Health benefits of docosahexaenoic acid (DHA) and eicosapentaenoic acid (EPA) are well recognized in humans and animals. The major source of DHA and EPA is from marine fish. Because of ever-increasing demand for marine fish by food and feed industries, the sustainability of marine fish becomes a concern. Dried microalgae Schizochytrium sp. is commercially available, contains high level of DHA, and is a sustainable source of DHA.
The objective of this study was to investigate the bioavailability of DHA in the dried microalgae in cats.

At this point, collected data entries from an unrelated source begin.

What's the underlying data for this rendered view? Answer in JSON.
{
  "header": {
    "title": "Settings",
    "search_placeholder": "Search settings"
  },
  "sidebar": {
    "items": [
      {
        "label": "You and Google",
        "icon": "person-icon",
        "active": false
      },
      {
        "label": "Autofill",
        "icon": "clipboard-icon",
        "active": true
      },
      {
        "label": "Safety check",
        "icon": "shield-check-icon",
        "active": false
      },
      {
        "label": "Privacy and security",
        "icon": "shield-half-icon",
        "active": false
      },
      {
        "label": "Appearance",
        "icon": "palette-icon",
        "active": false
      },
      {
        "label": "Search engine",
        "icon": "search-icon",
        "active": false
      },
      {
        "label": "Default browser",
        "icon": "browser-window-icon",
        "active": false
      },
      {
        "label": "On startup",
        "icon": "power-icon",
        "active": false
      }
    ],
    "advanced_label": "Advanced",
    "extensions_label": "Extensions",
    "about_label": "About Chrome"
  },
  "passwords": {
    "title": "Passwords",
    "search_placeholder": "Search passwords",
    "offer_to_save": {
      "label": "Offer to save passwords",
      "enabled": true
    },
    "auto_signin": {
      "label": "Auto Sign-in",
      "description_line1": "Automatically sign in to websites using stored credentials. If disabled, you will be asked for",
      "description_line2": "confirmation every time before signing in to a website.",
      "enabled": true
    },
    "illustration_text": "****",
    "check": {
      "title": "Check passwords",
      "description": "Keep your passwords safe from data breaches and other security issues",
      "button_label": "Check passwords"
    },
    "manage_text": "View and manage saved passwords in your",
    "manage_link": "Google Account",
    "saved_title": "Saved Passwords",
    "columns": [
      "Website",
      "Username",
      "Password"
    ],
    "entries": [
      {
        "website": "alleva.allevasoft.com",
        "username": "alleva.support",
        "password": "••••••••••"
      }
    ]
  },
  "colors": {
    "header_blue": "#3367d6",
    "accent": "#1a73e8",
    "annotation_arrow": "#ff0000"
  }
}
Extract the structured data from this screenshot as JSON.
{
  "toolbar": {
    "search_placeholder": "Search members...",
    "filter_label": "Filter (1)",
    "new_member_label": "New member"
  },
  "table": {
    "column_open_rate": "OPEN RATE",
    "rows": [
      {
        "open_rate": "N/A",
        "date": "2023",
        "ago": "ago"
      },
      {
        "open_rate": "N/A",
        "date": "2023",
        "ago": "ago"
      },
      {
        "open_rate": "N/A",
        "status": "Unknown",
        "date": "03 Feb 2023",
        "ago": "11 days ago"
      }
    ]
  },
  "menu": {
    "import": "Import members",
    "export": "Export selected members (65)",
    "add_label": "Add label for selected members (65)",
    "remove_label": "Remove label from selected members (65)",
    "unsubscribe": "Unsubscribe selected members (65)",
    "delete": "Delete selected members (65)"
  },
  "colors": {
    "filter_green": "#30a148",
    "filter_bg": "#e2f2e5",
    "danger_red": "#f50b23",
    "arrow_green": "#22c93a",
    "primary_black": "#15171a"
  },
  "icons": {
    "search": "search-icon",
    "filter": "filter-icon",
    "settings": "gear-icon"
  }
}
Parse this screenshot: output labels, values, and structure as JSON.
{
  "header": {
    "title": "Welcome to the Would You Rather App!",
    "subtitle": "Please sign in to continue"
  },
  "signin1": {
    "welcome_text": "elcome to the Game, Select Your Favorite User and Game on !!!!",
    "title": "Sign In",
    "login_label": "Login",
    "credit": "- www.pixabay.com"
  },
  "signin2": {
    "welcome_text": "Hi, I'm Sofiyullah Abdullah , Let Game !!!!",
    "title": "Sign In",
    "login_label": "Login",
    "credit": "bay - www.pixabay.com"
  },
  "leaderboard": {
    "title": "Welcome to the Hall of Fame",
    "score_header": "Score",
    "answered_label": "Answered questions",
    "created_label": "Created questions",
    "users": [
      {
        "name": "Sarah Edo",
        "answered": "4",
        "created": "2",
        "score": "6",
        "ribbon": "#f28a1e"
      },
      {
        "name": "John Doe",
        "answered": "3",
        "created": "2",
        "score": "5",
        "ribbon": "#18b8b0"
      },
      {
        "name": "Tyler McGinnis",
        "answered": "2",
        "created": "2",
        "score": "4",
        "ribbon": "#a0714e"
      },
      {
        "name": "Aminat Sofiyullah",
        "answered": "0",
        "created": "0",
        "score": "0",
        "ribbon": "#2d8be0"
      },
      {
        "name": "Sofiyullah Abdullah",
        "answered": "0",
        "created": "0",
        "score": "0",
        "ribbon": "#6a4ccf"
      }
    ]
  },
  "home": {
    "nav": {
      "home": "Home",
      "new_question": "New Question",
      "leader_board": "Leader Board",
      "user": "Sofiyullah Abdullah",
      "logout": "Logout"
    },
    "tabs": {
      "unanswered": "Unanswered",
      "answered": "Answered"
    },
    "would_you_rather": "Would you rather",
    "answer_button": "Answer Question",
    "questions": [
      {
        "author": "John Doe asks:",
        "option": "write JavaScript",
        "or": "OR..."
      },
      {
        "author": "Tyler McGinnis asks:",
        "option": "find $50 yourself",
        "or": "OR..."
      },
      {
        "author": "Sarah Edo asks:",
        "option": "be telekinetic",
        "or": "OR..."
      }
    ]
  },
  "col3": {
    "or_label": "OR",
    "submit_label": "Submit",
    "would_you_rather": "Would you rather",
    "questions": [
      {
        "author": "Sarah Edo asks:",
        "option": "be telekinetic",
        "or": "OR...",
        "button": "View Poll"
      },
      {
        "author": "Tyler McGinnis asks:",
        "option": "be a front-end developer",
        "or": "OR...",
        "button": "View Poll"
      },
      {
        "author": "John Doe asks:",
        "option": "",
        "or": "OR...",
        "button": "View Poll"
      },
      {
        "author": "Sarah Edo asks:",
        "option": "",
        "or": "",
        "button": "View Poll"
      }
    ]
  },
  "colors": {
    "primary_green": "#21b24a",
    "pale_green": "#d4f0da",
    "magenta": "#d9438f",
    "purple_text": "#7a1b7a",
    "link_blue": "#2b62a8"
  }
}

Thirty-two healthy domestic short and longhaired cats, aged 1–10 year old, were stratified into four groups based on sex, 8 cats per group with equal number of males and females. They were randomly assigned to a commercial low DHA dry cat food topped with the dried microalgae (DHAgold™ S17-B, DSM Nutritional Lipids, Columbia, MD, USA) at 0%, 0.7%, 2.11%, or 3.52% of the food . Cats were fed the test foods for 26 weeks based on their ME requirement. They were housed individually and had free access to tap water during the study. In week 26, blood samples were taken from the jugular vein with EDTA as anticoagulant for DHA measurement.
DHA concentration in the plasma and red blood cell was positively correlated with dietary dried microalgae concentration (r=0.659, p<0.01; r=0.821, p<0.01, respectively) in a dose response fashion.
In conclusion, DHA in DHAgold™ S17-B is bioavailable in cats.